According to Google, the word “tactic” is defined as: – noun: an action or strategy carefully planned to achieve a specific end.
This definition confuses the meanings of the words “strategy” and tactic.” The words strategy and tactics are often found being used interchangeably, almost synonymously, as if they have the same meaning. They don’t.
Acknowledging that “strategy” and “tactics” mean different things enriches both our language and our comprehension.
So how are they different? And is the difference important? Aren’t tactics just small-scale strategies?
There are common references to the idea that strategy is large-scale and tactics are small-scale. They are sometimes distinguished as long-term versus short-term, or more general and more specific. None of these comparisons seem to catch the essence of the difference.
More useful are the ideas that strategy is about planning and tactics are about doing, or about “why” or “what” versus “how”.
Here are some attempts to define the differences between strategy and tactics:
“Tactics operate within the framework of the strategy.”
“Strategy is done above the shoulders, tactics are done below the shoulders.”
“Thought without action, vs action without thought.”
“Strategy requires thought, tactics require observation.”
— Max Euwe, mathematician, World Chess Champion, 1935 – 1937
“Tactics are the servant of strategy.”
— Edward de Bono
“Strategy is about picking the right battles. Tactics are about successfully executing those battles.” — translated from Carl von Clausewitz’s On War
And more from von Clausewitz, from the United States Marine Corp University’s An Annotated Guide to Tactics: Carl von Clausewitz’s Theory of the Combat:
“Strategy is only possible through the tactics that carry it out.”
— from forward by Major General Julian Dale Alford
“Tactics . . . are the means of strategy.”
— from the preface by B. A. Friedman
A couple of examples might help.
Jeff Greason, entrepreneur and amateur historian, used American participation in World War II to illustrate some concepts of strategy. Paraphrasing for brevity:
“The goal was the unconditional surrender of Germany and Japan.
The over-arching strategy was “Germany before Japan.
The sub-strategies were:
In Europe, surround Germany and choke its war industries, then invade.
In the Pacific, develop naval superiority, then island-hop around strong bases to cut their supply lines.
Within this, there should be tangible, measurable objectives, for example, land at Normandy and hold it.
Tactics would be the means you would use — air cover, amphibious landing craft, tanks, . . . “
And another example provided by Dr. Timothy Snyder, a professor of Eastern European history at Yale University.
“Russian strategy is to diminish the power of their rivals by dividing and weakening them, both at the level of the trans-Atlantic alliance and by breaking the EU down to individual countries.

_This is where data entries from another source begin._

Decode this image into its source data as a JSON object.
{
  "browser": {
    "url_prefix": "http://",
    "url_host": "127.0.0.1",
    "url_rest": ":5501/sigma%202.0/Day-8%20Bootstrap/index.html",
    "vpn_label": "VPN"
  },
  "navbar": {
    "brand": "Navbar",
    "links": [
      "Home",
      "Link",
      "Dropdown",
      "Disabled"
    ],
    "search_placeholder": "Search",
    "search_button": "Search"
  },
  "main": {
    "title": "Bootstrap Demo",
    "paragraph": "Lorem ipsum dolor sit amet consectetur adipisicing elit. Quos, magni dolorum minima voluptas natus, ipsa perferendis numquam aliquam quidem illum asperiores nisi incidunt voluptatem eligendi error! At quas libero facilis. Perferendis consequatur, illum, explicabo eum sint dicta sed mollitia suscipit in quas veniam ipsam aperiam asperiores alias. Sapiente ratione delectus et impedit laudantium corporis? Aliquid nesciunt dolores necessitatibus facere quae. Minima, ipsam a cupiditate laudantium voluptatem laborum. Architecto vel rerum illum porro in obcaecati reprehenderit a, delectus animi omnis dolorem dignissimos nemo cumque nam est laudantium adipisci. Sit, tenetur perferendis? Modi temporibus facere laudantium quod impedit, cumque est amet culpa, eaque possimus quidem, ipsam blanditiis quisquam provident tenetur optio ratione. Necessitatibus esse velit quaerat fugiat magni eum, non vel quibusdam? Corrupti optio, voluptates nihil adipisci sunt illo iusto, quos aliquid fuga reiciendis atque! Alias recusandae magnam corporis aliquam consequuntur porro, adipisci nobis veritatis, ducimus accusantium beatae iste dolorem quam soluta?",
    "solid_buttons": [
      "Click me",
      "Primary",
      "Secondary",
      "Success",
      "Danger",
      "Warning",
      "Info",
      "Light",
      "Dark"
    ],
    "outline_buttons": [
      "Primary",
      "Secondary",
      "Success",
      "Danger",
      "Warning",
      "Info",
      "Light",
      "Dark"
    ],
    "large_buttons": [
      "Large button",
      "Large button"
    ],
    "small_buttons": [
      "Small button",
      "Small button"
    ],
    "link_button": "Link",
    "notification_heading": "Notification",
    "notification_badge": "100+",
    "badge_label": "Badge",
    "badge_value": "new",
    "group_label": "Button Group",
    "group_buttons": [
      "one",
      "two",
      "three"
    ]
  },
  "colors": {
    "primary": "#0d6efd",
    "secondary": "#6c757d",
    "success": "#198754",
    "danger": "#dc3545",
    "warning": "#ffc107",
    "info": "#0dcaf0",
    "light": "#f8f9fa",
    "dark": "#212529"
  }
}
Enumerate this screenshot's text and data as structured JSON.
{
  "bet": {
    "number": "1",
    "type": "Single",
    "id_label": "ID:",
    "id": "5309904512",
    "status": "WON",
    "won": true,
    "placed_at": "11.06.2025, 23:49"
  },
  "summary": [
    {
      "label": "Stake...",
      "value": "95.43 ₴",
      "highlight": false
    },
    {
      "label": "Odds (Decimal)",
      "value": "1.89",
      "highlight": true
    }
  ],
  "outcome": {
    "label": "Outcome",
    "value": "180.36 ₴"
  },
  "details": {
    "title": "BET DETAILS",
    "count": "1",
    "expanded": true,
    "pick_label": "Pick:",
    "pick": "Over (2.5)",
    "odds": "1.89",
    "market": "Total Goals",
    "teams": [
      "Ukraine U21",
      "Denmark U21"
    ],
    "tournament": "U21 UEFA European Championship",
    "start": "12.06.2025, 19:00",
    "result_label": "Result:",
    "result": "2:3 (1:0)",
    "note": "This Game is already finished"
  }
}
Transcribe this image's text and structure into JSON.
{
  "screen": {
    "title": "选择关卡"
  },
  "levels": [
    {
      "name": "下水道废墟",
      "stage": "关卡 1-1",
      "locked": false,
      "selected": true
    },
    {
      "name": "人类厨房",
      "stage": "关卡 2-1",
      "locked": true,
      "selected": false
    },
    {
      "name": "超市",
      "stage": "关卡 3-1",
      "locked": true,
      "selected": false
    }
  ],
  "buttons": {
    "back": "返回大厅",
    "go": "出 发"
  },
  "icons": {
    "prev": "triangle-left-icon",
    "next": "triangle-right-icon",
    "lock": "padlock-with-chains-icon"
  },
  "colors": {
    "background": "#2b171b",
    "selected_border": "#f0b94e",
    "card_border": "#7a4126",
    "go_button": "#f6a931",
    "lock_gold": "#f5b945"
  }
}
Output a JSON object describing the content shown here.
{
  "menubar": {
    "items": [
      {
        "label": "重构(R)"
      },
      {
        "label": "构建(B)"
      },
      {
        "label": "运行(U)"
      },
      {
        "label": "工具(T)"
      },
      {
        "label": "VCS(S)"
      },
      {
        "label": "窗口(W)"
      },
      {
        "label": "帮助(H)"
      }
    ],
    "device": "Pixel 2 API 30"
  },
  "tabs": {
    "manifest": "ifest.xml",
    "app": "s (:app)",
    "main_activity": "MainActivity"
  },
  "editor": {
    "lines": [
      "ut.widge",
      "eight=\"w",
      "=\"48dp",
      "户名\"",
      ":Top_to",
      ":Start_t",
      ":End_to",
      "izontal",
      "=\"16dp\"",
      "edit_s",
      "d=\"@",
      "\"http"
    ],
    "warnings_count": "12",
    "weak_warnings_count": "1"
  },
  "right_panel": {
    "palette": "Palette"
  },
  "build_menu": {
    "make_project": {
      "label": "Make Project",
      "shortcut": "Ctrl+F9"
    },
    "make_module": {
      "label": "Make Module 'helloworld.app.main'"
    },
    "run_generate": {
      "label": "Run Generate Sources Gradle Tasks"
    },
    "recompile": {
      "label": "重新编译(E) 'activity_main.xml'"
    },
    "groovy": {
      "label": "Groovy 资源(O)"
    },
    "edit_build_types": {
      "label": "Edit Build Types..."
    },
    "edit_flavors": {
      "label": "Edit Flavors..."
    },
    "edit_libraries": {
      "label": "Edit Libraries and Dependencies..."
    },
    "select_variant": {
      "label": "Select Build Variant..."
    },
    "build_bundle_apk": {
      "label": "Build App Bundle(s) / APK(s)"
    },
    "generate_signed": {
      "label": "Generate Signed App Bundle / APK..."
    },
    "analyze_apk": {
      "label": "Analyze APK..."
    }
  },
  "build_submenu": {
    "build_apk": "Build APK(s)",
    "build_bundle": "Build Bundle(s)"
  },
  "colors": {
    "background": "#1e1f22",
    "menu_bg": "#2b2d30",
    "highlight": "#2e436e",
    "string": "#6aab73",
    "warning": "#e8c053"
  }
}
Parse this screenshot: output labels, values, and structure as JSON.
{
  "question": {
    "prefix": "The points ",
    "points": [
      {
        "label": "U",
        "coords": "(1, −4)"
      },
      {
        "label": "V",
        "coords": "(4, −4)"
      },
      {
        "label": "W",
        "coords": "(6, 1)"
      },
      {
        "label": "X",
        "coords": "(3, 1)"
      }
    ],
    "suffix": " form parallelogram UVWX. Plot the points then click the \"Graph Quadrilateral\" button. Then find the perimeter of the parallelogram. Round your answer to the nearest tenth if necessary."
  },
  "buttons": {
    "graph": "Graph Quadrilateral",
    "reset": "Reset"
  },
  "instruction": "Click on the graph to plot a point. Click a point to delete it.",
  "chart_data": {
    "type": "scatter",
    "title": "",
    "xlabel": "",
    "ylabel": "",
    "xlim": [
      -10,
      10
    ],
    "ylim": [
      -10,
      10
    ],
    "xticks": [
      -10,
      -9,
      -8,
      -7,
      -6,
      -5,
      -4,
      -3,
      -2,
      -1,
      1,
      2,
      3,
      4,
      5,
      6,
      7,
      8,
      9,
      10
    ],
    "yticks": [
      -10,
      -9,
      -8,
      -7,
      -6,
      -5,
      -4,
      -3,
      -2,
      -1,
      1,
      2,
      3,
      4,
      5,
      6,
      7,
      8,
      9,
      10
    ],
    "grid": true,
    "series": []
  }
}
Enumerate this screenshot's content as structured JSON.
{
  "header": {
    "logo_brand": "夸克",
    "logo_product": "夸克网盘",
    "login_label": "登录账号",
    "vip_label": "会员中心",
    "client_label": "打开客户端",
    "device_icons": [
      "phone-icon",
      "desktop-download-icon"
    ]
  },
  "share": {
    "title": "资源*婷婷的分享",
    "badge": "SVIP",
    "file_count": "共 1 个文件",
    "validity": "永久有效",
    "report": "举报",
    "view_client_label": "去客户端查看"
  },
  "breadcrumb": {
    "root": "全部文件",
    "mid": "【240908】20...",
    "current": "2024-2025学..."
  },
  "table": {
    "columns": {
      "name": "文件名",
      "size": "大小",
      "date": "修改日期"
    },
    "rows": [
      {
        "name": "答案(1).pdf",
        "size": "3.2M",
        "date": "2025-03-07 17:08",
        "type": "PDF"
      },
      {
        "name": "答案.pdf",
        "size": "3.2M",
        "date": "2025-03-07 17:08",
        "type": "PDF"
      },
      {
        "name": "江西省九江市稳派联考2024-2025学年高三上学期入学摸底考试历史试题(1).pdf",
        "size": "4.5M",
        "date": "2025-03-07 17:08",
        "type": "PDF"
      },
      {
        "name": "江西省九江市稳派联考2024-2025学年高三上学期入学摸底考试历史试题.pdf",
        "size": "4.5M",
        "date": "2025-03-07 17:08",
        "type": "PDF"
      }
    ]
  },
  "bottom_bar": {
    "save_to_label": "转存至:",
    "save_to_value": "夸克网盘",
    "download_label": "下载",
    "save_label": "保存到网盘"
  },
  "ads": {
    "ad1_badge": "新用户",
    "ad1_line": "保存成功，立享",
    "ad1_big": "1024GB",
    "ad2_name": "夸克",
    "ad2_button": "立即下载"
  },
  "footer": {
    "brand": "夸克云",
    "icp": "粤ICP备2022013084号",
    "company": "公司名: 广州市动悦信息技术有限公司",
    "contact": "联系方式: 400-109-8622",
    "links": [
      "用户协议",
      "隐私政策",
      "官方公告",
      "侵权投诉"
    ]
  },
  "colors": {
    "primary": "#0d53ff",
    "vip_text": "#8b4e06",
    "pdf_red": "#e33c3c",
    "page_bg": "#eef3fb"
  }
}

Their tactics include hacking and leaking conversations of rivals out of context, disinformation, polarization, undermining and denial of civil society.”
— Timothy Snyder lecture: https://www.youtube.com/watch?v=eKFObB6_naw
Staying within the model we’ve been developing, if strategy is about resources and choosing, or planning, how and where to use them in support of achieving a goal, then tactics are the specific, concrete actions one takes in applying those resources.
Deciding to go to university would be a strategic decision. Deciding how much to study, at the library or at home, alone or with a study group would generally be tactical decisions.
Perhaps some of the confusion is, in the end, about scale. Just as we have goals within goals in life, it is possible to have strategies within strategies. While your over-arching goal may still be to drain the swamp, the arrival of an alligator obliges you to come up with a more immediate strategy in support of a perhaps lesser, but more urgent goal . . .
In the end, strategy and tactics are interwoven and inter-dependent.
“Strategy without tactics is the slowest route to victory. Tactics without strategy is the noise before defeat.”